Aug 31, 2024, 12:00 AM
Aug 31, 2024, 12:00 AM

Building hospitals and roads boosts growth in the economy

Highlights
  • Public investment creates long-term assets, such as roads and hospitals, which are essential for economic growth.
  • Immediate job creation from public investment is temporary, with effects diminishing after three years.
  • A sustained increase in public investment can significantly enhance the economy's potential output in the long run.
Story

Public investment, particularly in infrastructure like roads and hospitals, is crucial for economic growth. A recent discussion paper from the Office for Budget Responsibility highlights the importance of public spending that creates long-term assets.

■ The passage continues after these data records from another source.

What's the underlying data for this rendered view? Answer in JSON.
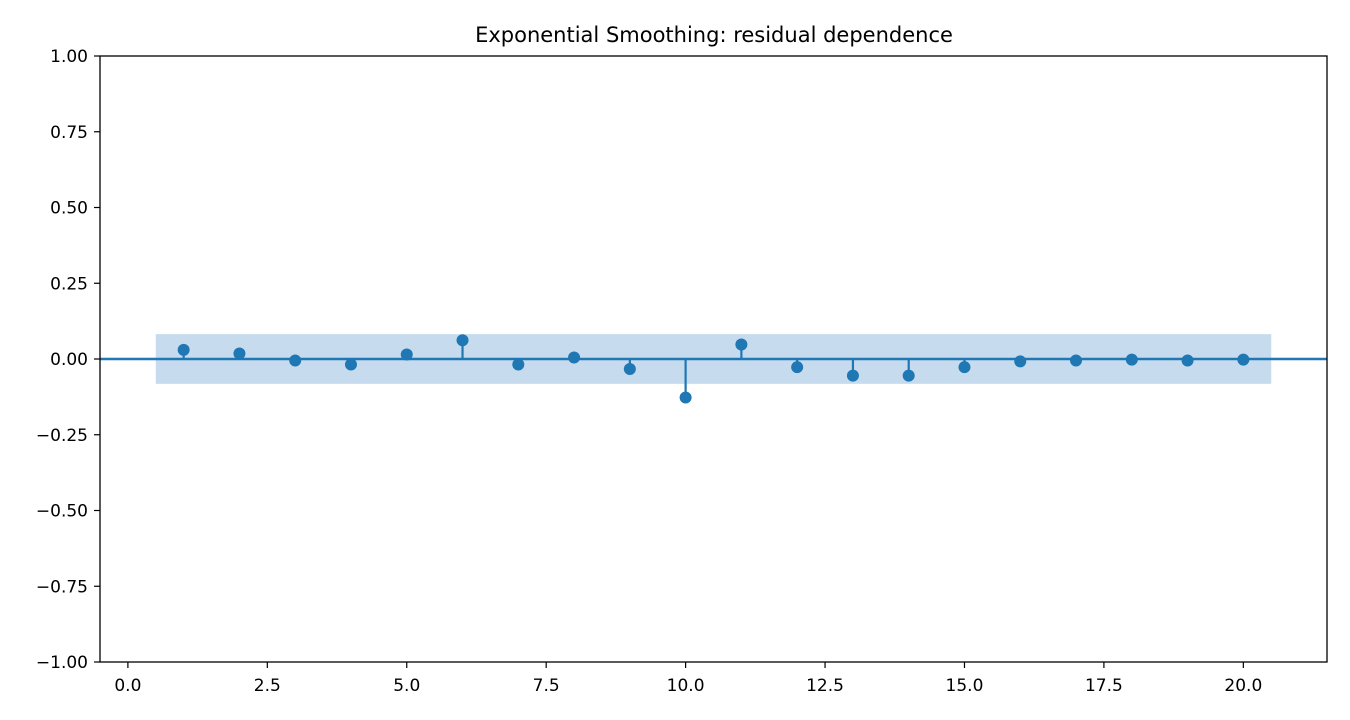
{
  "chart_data": {
    "type": "stem",
    "title": "Exponential Smoothing: residual dependence",
    "xlabel": "",
    "ylabel": "",
    "xlim": [
      -0.5,
      21.5
    ],
    "ylim": [
      -1.0,
      1.0
    ],
    "x_ticks": [
      "0.0",
      "2.5",
      "5.0",
      "7.5",
      "10.0",
      "12.5",
      "15.0",
      "17.5",
      "20.0"
    ],
    "x_tick_values": [
      0,
      2.5,
      5,
      7.5,
      10,
      12.5,
      15,
      17.5,
      20
    ],
    "y_ticks": [
      "1.00",
      "0.75",
      "0.50",
      "0.25",
      "0.00",
      "−0.25",
      "−0.50",
      "−0.75",
      "−1.00"
    ],
    "y_tick_values": [
      1.0,
      0.75,
      0.5,
      0.25,
      0.0,
      -0.25,
      -0.5,
      -0.75,
      -1.0
    ],
    "lags": [
      1,
      2,
      3,
      4,
      5,
      6,
      7,
      8,
      9,
      10,
      11,
      12,
      13,
      14,
      15,
      16,
      17,
      18,
      19,
      20
    ],
    "values": [
      0.03,
      0.018,
      -0.005,
      -0.018,
      0.015,
      0.062,
      -0.018,
      0.005,
      -0.033,
      -0.127,
      0.048,
      -0.027,
      -0.055,
      -0.055,
      -0.027,
      -0.008,
      -0.005,
      -0.002,
      -0.005,
      -0.002
    ],
    "confidence_band": {
      "x_range": [
        0.5,
        20.5
      ],
      "lower": -0.082,
      "upper": 0.082
    },
    "grid": false,
    "colors": {
      "series": "#1f77b4",
      "band": "#c6dcee",
      "axis": "#000000"
    }
  }
}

While immediate benefits include job creation, these effects are temporary, typically lasting only three years. The paper emphasizes the significance of enhancing the economy's supply side, which can lead to a sustained increase in potential output. Specifically, a 1% increase in public investment could raise potential output by nearly 0.5% after five years and around 2.5% in the long run. This long-term growth potential is particularly relevant in the context of economic challenges, such as the estimated 4% economic hit from Brexit. The findings underscore the necessity of strategic investment in projects that are delivered on time and within budget, as these contribute to the nation's future economic stability and growth. The government’s focus on green energy projects is an example of good investment that can yield significant benefits for the economy.